お花や植物は、人々の生活には欠かせないもの。
つまり、需要は必ずある。

今から20年前にそう考えた私の亡き母が始めたこのビジネスは、当初は規模が小さく、ここで働く人も少なかった。
母が亡くなった15年前に、母の知り合いだと言うフィリップがビジネスの後を引き継ぎ、親がいなくなった私を育ててくれた。
私が成長するのと比例して、ビジネスの規模はどんどん拡大していき、20年経った今では、この村になくてはならないビジネスとしてしっかりと根を張り、確実に人々の信頼を得ている。

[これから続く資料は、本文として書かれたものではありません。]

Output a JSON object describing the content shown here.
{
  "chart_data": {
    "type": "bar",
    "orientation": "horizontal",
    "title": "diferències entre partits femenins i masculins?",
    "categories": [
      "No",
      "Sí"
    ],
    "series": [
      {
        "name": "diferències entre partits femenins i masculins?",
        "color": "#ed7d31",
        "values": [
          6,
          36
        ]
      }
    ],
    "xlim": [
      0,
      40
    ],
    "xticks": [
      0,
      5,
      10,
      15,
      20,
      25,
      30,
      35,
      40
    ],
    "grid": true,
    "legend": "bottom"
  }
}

特に薬草と茶葉の品質の良さは、術師の間でも名高く、贔屓にしてくれている術師も多い。
薬草と茶葉の品質の良し悪しを見極めることが術師の命運を分けると言われるほど、彼らにとっては非常に大切なこと、且つ、優れた術師であるための基本中の基本だから・・・。

誇らしい気持ちで胸がいっぱいになった私は、顔に穏やかな笑みを浮かべて、また茶葉を摘み始めた。